Jesus. As you know, I’ve been basically supportive of the efforts to revamp Houston’s vehicle for hire ordinances. I believe the existing taxi industry does not adequately serve the whole city, I believe there is room for the market to grow with the new services, and I think Houston’s emerging image as a dynamic place to live would benefit from including the newcomers and would suffer from excluding them. But as I’ve also said, Uber in particular has done an amazingly effective job of alienating the people they should be courting, with their decision to go rogue and start operating as if they’d been approved even though they’re still not legal, thus putting their drivers and potentially their customers at risk while utterly disregarding the concerns of the existing players. I’ve marveled more than once at how a company with that much venture funding, and that much at stake because of it, could be so cavalier about the process that will ultimately determine whether or not they get to do business in a given city. I suppose this is one answer to those questions.
(Side note: While I have generally lumped Uber and Lyft together in these discussions, it strikes me that Uber has been by far the worse actor of the two. Lyft has also had drivers charging for rides, but they followed Uber’s lead, and overall my impression is simply that they’ve been less obnoxious, at least as far as I can see. Maybe there’s more going on that I haven’t seen, but this is how it looks to me.)

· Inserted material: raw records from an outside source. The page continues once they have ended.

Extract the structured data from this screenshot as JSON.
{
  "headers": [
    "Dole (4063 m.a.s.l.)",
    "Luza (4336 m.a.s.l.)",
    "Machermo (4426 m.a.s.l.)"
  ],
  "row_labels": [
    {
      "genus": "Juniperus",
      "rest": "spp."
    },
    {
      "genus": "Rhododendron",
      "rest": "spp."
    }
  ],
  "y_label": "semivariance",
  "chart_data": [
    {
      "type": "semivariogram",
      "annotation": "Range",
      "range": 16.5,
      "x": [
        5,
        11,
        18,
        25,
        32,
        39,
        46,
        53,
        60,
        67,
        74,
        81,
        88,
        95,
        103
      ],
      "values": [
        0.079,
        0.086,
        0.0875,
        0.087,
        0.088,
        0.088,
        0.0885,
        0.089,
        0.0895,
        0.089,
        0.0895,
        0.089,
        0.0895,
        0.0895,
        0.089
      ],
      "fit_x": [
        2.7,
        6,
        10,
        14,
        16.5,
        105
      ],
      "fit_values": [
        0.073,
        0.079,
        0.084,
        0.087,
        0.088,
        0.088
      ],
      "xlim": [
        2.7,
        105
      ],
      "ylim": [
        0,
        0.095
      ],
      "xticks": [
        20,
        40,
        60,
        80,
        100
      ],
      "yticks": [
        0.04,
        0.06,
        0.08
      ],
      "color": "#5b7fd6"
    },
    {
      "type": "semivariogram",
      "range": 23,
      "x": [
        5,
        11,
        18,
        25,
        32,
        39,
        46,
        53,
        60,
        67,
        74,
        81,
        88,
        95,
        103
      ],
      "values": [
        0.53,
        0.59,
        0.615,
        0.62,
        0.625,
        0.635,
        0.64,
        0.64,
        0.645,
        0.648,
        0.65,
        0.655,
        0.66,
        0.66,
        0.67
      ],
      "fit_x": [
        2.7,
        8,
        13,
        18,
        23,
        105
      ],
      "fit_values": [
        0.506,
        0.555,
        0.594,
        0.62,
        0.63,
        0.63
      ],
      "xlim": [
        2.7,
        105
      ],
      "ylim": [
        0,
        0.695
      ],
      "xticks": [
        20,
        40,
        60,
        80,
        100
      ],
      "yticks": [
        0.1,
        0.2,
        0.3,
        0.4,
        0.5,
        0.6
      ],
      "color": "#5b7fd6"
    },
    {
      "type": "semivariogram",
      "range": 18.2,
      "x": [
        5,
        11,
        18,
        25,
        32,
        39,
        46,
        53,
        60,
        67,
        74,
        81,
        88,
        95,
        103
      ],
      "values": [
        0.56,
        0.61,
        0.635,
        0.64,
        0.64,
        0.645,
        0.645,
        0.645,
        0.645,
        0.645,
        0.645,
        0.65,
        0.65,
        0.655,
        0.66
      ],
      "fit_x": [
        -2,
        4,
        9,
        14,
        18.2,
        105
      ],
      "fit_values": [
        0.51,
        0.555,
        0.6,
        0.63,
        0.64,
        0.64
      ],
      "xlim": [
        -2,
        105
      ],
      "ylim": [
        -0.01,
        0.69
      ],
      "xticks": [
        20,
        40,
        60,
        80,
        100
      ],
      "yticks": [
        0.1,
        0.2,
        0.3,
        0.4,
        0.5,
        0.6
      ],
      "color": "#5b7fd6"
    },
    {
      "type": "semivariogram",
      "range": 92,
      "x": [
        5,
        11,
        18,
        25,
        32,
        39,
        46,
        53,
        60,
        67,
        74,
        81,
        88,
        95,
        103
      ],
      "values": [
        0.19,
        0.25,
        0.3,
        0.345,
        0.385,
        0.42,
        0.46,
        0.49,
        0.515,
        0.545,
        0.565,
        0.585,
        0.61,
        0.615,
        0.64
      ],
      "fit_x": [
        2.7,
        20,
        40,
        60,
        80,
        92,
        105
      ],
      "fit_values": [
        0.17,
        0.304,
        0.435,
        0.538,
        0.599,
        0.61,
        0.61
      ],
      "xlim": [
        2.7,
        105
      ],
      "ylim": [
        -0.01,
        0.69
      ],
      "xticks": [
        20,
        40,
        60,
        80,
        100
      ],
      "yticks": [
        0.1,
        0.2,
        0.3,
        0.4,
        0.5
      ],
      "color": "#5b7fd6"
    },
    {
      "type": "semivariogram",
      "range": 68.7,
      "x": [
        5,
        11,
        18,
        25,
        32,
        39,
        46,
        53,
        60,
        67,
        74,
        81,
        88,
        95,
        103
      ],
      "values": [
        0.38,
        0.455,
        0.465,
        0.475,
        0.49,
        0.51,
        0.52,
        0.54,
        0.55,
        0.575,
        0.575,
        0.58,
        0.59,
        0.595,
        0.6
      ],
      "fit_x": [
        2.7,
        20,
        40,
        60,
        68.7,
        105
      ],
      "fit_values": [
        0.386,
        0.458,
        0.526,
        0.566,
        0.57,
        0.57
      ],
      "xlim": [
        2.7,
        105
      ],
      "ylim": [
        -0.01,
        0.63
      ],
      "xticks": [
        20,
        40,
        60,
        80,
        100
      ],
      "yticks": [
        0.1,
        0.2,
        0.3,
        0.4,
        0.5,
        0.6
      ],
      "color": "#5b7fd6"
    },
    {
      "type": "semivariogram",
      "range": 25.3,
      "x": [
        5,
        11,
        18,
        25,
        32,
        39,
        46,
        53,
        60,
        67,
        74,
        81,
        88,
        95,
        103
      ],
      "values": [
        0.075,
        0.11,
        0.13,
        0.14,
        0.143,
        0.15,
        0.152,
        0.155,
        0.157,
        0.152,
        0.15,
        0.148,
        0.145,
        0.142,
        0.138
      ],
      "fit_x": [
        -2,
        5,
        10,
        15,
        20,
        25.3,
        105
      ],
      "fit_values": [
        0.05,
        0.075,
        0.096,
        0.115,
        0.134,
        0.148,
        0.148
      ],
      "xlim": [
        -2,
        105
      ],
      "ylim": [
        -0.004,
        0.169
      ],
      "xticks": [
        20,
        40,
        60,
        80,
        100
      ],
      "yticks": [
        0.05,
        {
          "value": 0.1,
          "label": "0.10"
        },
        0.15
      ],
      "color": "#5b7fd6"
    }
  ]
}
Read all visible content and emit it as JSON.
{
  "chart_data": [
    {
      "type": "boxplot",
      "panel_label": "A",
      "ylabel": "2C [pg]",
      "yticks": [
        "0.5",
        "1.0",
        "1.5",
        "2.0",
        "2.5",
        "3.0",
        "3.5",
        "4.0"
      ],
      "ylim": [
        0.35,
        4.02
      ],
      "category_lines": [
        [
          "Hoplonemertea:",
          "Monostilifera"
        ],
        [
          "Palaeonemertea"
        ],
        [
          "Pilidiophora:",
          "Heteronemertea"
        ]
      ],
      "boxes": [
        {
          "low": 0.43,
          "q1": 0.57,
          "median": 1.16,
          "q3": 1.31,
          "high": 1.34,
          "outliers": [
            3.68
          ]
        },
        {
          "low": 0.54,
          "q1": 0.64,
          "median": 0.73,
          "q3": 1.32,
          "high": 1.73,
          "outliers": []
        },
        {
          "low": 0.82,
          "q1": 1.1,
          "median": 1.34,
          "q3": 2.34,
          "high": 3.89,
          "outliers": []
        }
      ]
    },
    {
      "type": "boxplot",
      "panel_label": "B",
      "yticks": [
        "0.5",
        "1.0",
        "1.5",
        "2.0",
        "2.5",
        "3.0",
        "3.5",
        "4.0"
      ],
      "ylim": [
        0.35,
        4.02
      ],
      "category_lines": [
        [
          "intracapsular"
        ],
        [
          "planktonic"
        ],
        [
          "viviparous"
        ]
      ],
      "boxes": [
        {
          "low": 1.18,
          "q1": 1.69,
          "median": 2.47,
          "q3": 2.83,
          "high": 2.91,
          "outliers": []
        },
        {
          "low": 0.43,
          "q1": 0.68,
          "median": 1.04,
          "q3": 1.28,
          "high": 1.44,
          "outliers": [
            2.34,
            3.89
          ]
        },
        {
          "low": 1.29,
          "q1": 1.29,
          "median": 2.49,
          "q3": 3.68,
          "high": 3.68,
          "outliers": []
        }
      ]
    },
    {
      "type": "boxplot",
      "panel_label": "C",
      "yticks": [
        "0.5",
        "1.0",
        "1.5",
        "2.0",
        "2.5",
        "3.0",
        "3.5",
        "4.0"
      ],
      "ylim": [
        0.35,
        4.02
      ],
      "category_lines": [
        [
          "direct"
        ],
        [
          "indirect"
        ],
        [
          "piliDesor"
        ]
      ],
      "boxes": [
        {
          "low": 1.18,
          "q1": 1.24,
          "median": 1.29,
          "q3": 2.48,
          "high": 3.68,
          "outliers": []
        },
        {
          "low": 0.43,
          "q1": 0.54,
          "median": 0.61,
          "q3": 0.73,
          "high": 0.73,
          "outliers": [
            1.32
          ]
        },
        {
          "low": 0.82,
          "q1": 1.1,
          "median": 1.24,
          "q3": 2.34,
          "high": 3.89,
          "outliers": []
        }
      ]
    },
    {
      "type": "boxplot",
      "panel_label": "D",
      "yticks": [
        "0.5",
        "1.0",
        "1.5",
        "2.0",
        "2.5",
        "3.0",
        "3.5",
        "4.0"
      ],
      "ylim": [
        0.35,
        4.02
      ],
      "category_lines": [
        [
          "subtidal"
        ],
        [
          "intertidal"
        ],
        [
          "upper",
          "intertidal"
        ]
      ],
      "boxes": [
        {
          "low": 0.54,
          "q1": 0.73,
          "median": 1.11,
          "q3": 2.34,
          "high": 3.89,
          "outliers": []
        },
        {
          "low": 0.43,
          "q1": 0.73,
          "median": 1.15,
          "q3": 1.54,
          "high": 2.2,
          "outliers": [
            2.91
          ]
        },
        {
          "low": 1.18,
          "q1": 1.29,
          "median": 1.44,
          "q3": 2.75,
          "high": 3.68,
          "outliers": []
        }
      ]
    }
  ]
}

One has to wonder if Uber and its allies are self-aware enough to realize the potential for political consequences, in particular for undermining their own efforts. Campos made an interesting observation last week:
H-Town City Council takes next week off then comes back after the Fourth of July. I am thinking the next big issue before them is the vehicle-for-hire ordinance. Let me say again that I don’t have a dog in this hunt. That being said I’m thinking don’t put your money on the Uber and Lyft movements. First of all I think they have pi__ed off folks here in H-Town by operating illegally. Second of all I think they have been completely outflanked by the disabilities community. Uber and Lyft don’t have an answer to their concerns. Thirdly, their demographic isn’t a political force in our burg – they don’t vote. Fourthly, Uber and Lyft don’t have any roots in our community and that has to count for something – don’t you think? Stay tuned!
I’ve generally been of the opinion that Council would accommodate the newcomers, at least in some fashion, but I’ve also said that there isn’t much of an early indicator how the vote will go. What I do know is that if this turns into a partisan fight, the Republican side is outnumbered. Counting CM Costello, who isn’t much of an R these days but who is a self-proclaimed supporter of Uber and Lyft, there are seven Rs out of 17 votes on Council (Mayor Parker gets a vote, too), so at least two crossovers would be needed. That could certainly happen, but most other large cities are predominantly Democratic, and I don’t think having Grover Norquist and Marco Rubio as Uber’s champions will do them much good in those environs. But hey, they’re obviously so much smarter than the rest of us, so I’m sure they know what they’re doing.